Epigenetics and 3-D gene structure

By Grant Jacobs 03/08/2010

DNA methylation controls the binding of proteins that control the 3-D structure of genes.

This is a lightly edited version of an article I wrote as a guest on Alison’s blog over a year ago, looking back a couple of years to show something of what epigenetics was bringing to genome biology. The science has advanced further again since, but I’m nicking it back onto my blog (with Alison’s permission!) as it sets up other articles I would like to write.

Human karotype. (Source; Wikimedia Commons.)
Human karyotype. (Source; Wikimedia Commons.)

My article followed one Alison wrote about epigenetics. I’d suggest you read that first, as it will help!

While I’ve simplified quite a bit of the science to make things a bit clearer, it is a lot to take in, but persevere and you might get a glimpse of some of what this epigenetics fuss it really all about. (Feel free to ask questions in the comments section.)

I wanted to introduce an aspect of epigenetics that interests me: specifying the use of genes through forming different chromatin loops. In the case I’m going to look at the structure of the gene depends on which parent the copy of the gene came from.

Humans are diploid: we have two copies of each chromosome, one from each parent, except in males there is usually only one X and one Y chromosome (but two of all the others). Ignoring the sex chromosomes in males, having two of each chromosome also means that we have two copies of each gene. Each of the two genes making up a pair of corresponding genes, one from each parent, is called an allele. The two alleles of a gene make up the genotype of that person for that gene.
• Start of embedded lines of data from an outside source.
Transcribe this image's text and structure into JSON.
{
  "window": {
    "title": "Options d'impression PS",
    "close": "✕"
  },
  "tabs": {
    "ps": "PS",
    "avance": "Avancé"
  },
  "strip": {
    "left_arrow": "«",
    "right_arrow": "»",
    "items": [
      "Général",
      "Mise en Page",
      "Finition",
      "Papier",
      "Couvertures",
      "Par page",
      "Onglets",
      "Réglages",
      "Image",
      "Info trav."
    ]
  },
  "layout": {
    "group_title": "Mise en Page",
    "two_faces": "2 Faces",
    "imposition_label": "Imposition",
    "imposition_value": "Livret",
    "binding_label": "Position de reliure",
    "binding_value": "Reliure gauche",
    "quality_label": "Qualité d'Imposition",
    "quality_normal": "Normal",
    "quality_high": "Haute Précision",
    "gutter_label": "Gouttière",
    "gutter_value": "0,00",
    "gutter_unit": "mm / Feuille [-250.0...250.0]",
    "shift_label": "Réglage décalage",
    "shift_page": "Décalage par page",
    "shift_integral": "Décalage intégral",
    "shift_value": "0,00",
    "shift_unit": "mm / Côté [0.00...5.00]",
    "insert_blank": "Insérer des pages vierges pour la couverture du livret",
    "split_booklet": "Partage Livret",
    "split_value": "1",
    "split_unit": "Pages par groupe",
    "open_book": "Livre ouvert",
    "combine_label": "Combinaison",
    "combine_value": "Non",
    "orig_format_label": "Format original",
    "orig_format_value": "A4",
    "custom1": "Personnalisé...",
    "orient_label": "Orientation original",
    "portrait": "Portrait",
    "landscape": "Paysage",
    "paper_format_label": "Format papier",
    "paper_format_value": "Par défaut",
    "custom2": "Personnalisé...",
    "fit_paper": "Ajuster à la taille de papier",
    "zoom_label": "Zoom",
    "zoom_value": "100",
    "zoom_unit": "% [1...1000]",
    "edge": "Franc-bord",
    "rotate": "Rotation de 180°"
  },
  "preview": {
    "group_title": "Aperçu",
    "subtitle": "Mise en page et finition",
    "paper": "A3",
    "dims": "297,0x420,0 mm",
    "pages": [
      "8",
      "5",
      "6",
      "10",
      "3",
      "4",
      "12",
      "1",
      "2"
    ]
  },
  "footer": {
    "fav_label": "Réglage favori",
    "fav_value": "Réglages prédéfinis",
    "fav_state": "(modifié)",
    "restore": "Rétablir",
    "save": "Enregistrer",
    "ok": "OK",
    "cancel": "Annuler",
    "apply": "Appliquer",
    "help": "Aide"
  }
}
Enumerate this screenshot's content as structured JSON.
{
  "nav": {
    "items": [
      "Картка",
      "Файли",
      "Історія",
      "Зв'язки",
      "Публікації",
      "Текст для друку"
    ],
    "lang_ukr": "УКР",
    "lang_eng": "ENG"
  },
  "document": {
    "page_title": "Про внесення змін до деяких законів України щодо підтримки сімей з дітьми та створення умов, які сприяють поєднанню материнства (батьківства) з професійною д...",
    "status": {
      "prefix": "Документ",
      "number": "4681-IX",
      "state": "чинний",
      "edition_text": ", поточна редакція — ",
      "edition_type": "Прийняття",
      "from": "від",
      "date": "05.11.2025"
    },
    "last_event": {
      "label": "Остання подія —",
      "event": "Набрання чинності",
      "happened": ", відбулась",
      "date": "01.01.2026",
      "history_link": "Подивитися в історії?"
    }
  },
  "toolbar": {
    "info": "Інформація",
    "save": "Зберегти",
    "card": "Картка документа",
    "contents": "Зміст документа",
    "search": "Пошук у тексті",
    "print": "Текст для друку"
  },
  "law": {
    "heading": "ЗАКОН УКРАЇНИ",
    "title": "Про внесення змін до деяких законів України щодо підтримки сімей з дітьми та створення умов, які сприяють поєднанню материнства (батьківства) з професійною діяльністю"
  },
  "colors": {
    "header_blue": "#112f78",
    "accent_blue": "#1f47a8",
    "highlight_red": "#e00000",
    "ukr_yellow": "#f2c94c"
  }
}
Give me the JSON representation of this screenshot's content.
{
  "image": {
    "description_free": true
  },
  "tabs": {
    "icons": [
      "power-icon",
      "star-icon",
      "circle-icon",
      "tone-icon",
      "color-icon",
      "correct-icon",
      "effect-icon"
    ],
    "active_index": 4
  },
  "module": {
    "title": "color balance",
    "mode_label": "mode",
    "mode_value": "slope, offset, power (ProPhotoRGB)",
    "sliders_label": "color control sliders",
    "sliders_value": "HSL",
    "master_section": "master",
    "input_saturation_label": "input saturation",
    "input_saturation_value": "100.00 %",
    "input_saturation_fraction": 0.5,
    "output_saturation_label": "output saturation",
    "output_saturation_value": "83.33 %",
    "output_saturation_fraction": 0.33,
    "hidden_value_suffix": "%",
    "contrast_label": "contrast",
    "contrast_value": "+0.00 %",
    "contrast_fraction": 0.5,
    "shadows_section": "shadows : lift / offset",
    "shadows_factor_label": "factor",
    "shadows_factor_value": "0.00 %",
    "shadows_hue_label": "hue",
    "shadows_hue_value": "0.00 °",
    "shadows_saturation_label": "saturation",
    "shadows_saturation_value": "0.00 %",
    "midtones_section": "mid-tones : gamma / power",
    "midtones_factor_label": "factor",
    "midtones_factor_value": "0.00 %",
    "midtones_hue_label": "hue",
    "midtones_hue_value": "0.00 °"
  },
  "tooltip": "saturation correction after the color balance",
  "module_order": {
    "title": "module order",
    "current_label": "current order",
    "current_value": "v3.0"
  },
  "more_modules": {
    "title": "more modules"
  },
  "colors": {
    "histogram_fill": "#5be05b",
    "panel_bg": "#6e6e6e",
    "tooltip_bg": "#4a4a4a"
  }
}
For most genes, when the gene is needed, both alleles are expressed and roughly the same amount of the RNA each allele codes for is made. But in some cases, evolution has selected that one of the two alleles should be switched off.

Tortoise shell cats are an example of mosaic X-chromosome inactivation (Image source: Wikimedia Commons.)
Tortoise shell cats are an example of mosaic X-chromosome inactivation (Image source: Wikimedia Commons.)

Alison described one example of this in her article: dosage compensation in females ’corrects’ for having twice the number of X chromomome genes as needed by switching one copy off. Recapping on what she was saying, in the case of switching off the ’extra’ copy of the genes on the ’second’ X chromosome in females, the choice of if the copy from the father (paternal allele) or from the mother (maternal allele) is inactivated is random. The choice made is inherited in each cell line once that choice is made. Because there are many cells, each making a separate random choice of which allele to switch off, most female mammals are mosaics, with a mixture of cells with an active paternal X chromosome genes and with an active maternal X chromosome genes. (I believe, rodents and marsupials are exceptions to this rule.)

One example of this are tortoise shell cats. The choice of expressing the black or orange alleles for fur colour are randomly chosen over the cat’s body.

X chromosome inactivation doesn’t ’care’ which parent the inactivated allele came from.

In allele-specific gene expression, the alleles are ’imprinted’ with an epigenetic parent-of-origin mark which specifies what parent the allele is from that determines how each allele is used.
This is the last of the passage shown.